E. coli is spread by:

  • eating contaminated food, including undercooked meats and raw milk
  • contaminated water
  • contact with people who are sick with E. coli
  • contact with farm animals, animal poo, and soil.

E. coli travels easily and fast from person to person if infected people do not wash their hands properly.

The best ways to avoid getting E. coli are to practise good hand hygiene and follow food safety advice.

Symptoms of E. coli

The symptoms of E. coli are generally mild. But they can be more serious in young tamariki (children), older people and people with poor immune systems.

Symptoms include:

  • severe stomach cramps
  • diarrhoea that can be bloody
  • feeling sick and throwing up (in some people).

Most people get better within 5 to 7 days.

Diagnosing E. coli

E. coli is diagnosed from a poo (faeces) sample.

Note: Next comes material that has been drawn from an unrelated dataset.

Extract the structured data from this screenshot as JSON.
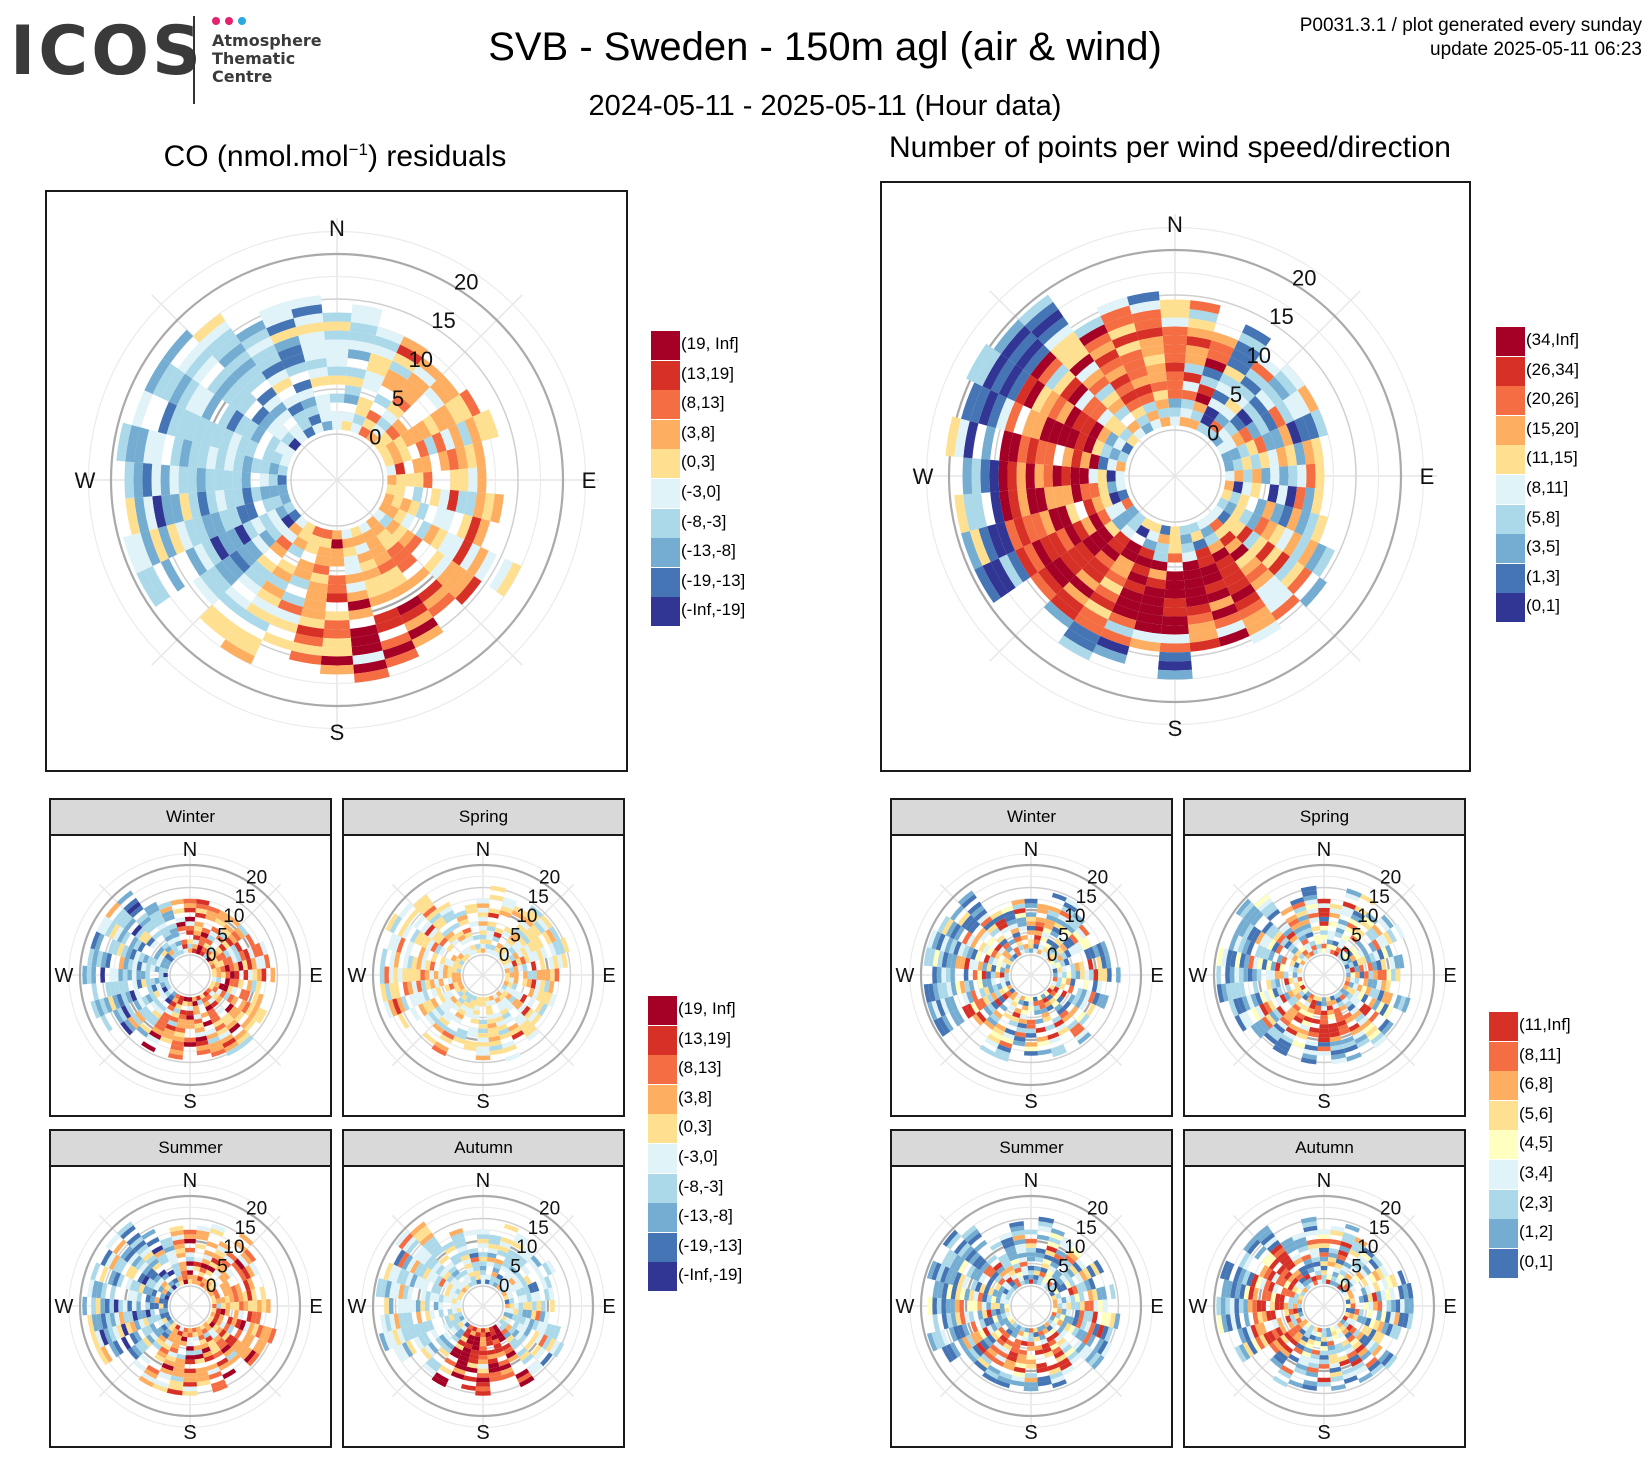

If the tests find the E. Coli infection, your healthcare provider will report this to the local public health team. They may contact you for more information. This is to help stop the infection spreading further.

Treating E. coli

There is no specific treatment for E. coli. The treatment is aimed at relieving symptoms. You should rest and drink plenty of fluids to prevent dehydration. See the self care section on the gastroenteritis page for more details.

Gastroenteritis (internal link)

Getting help with E. coli

You should see your healthcare provider if you have bloody diarrhoea or a fever or if your symptoms have not gone away after 7 days.

You should also see your healthcare provider if you are very unwell or have a weakened immune system.

You should take your tamaiti (child) to your healthcare provider if:

  • they are not drinking
  • they are passing less wee (urine) than usual
  • they have a dry mouth or sunken eyes
  • they seem drowsy.

Avoiding spreading E. coli

You can be infectious for 1 to 3 weeks after your diarrhoea starts, although the risk of spreading the infection is reduced once your diarrhoea has stopped. To reduce the risk of spreading the infection, it is important to have good hand hygiene. This includes washing your hands with soap and water.

Try to avoid preparing food if you have E. coli. If you do prepare food, make sure you wash and dry your hands well first. Wash all utensils and surfaces well if they have been exposed to fresh food or raw meat. 

Stay away from work, community gatherings and school or preschool until you or your tamaiti (child) have been free of symptoms for 24 to 48 hours. This includes the last time you had diarrhoea.

You should wait for at least 2 weeks after the last episode of diarrhoea before you go swimming in a pool.